Le modèle a fait ses preuves, qui parvenait sur chaque saison, et même dans leur articulation, à faire bloc, partie prenante d'un seul et même mouvement d'épuisement des ressources. Mais, si la série s'impose comme échelle de lecture pertinente, elle se trouve dès lors confrontée à la question de la clôture. Ce qui est très exactement ce contre quoi Larry vient buter ici, bien au-delà des obstacles auxquels il se trouvait jusqu'à présent confronté. Ce qui importe n'est plus tant l'existence de ces normes implicites et des réseaux souterrains par lesquels elles circulent, circuit patiemment arpenté et balisé saison après saison à mesure que Larry voyait chaque porte se refermer avec fracas devant lui, mais la résistance du système, son aptitude à supporter accélération et intensification de ses échanges. Le déplacement est opéré du sens introuvable au sens émietté : la casuistique vidée de sa fonction, cantonnée à une subjectivité communautaire - débarrassée, donc, de tout prolongement existentiel ou de leçons sur d'universelles lois cachées depuis la fondation du monde. Ne demeure plus la moindre trace de mystère dans cette immanence et cette confusion du sens, à laquelle procède son historicisation : puisqu'il n'y a pas moyen de se déprendre de son appartenance, qu'elle soit religieuse, ethnique ou sexuelle, seul subsiste l'espoir de sa déchéance par usage excessif et outrancier.

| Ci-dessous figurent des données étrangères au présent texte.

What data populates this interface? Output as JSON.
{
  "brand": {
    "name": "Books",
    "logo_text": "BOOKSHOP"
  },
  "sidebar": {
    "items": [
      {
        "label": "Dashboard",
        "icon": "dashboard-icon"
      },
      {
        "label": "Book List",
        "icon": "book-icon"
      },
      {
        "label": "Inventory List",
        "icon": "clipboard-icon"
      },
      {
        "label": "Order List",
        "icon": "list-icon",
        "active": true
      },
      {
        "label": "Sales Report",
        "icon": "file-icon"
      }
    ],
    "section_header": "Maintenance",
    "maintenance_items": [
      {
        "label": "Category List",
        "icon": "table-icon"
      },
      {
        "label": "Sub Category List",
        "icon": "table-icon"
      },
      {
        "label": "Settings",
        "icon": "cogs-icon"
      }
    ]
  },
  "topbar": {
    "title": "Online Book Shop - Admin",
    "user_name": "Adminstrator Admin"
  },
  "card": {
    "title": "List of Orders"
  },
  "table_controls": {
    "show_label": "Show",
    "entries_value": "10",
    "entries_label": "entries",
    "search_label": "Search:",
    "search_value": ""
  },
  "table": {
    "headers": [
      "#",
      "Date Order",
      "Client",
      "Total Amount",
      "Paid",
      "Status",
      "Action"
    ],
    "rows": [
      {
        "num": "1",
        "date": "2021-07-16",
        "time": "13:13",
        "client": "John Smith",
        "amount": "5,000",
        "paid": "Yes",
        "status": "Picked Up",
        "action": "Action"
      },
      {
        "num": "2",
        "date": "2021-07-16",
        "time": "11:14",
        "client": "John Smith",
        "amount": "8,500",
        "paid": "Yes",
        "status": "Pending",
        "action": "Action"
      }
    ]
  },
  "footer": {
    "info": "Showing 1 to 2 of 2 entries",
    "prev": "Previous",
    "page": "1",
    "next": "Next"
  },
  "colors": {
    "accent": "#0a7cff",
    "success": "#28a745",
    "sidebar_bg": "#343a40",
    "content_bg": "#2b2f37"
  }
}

D'où ce tiraillement perceptible, tout au long de ces dix nouveaux épisodes, entre achèvement et issue, qui se traduit bientôt en programme d'une échappée impossible et d'une clôture inconcevable. Quand procéder par itération condamne à ne connaître ni fin, ni répit, contraint à avancer en pleine lumière pour avoir éprouvé et épuisé toute part d'ombre. Rien d'étonnant dès lors à ce que l'épisode final se révèle aussi décevant : dans sa transgression ultime, son reniement le plus radical, c'est-à-dire lorsqu'il tente de ne plus être lui-même, Larry ne peut qu'échouer lamentablement et rater sa sortie - une nouvelle saison, d'ailleurs, est déjà annoncée.